Since putting on the watch, I spend significantly less time with my face buried in my iPhone because I can consume the majority of my mobile notifications in a condensed matter through the watch. Now, I spend more time interacting with people and have become more productive during the working day.
One thing I find particularly innovative and useful about the Apple Watch is the different vibration patterns that correlate to the different types of mobile notifications you’re receiving, which makes it easier to decide which items require immediate attention and which ones can wait. Additionally, I find the voice dictation service works well for that quick response to a text message or email. I like that I can check the balances of my bank accounts while simultaneously tracking my daily exercise activities. And while there are still some kinks to work out, the technology is trending up and the optimization will trend with it.
I didn’t realize how much I interact with my smartphone on a daily basis, probably due to the fact that it seems to be a common behavior trend in our society. According to the Pew Research Center, 64% of American adults now own a smartphone of some kind, up from 35% in 2011. Smartphone usage is especially high in younger adults as well as those with relatively high income and education levels.
To the people who feel the Apple Watch and other wearable technology is taking the Internet of Things (IoT) too far, try leaving your phone at home one day and see how you feel. You might be surprised at how much more you get done and realize that face to face connections have replaced virtual ones.
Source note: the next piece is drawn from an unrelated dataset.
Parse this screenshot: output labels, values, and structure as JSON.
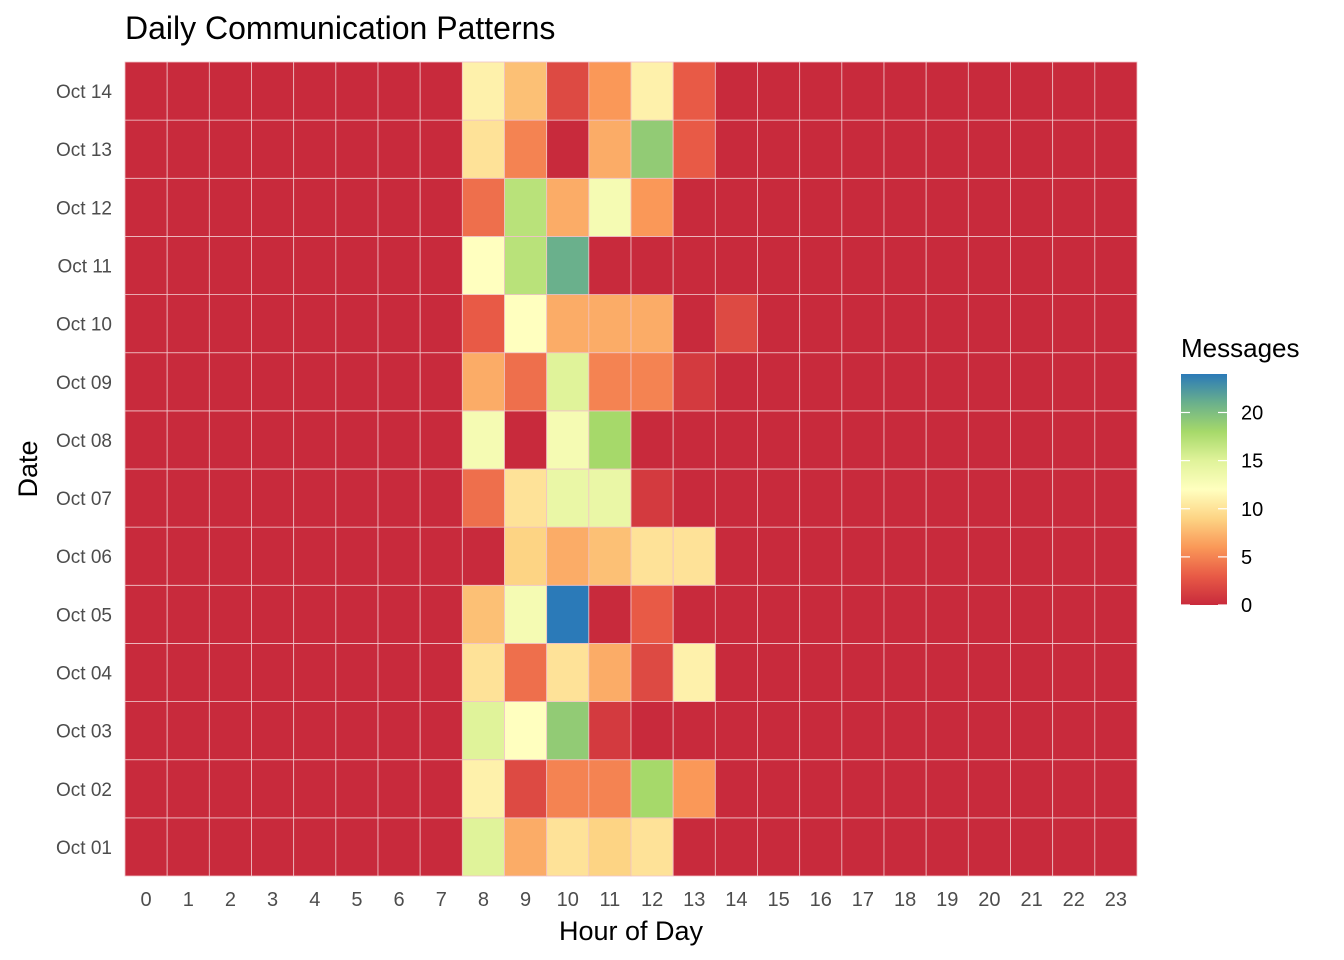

The Apple Watch: Trending Up

Zain Jiwani

After owning an Apple Watch for a few months now, I’ve concluded that it’s the coolest companion device to my iPhone. But, its lack of high utility functionality forces it to be just that – a companion device. It can’t be considered an absolute necessity over other devices in today’s market in its current form. Its native functionality prevents users from relying on the Apple Watch to conduct tasks that are completed with ease on a smartphone or tablet every day. However, I expect the Apple Watch and wearable technology to rapidly come to the forefront of technological advancement.
As the wearable technology market is maturing, the Apple Watch has the potential to become the next “must-have” technology. It’s rumored that Apple sold about $2.6 billion in Apple Watches in the first six months since its release. This market opportunity can only widen because our culture is inviting society to test new technology, but the adoption of wearables will take time.
I believe that the Apple Watch won’t be truly appreciated until a few years down the road. For the average consumer, the lack of functionality simply doesn’t warrant the price tag. Spending $350 to $700 on a device that could potentially be outdated within two years is asking a lot from someone who’s already taking a leap in buying just a companion device. Like any other technology, it will take time to advance enough to either enable lower prices or lengthen the half-life of smart watches.
Must-have technology is constantly changing. Before we know it, our must-have smartphone will be replaced by our must-have smart watches.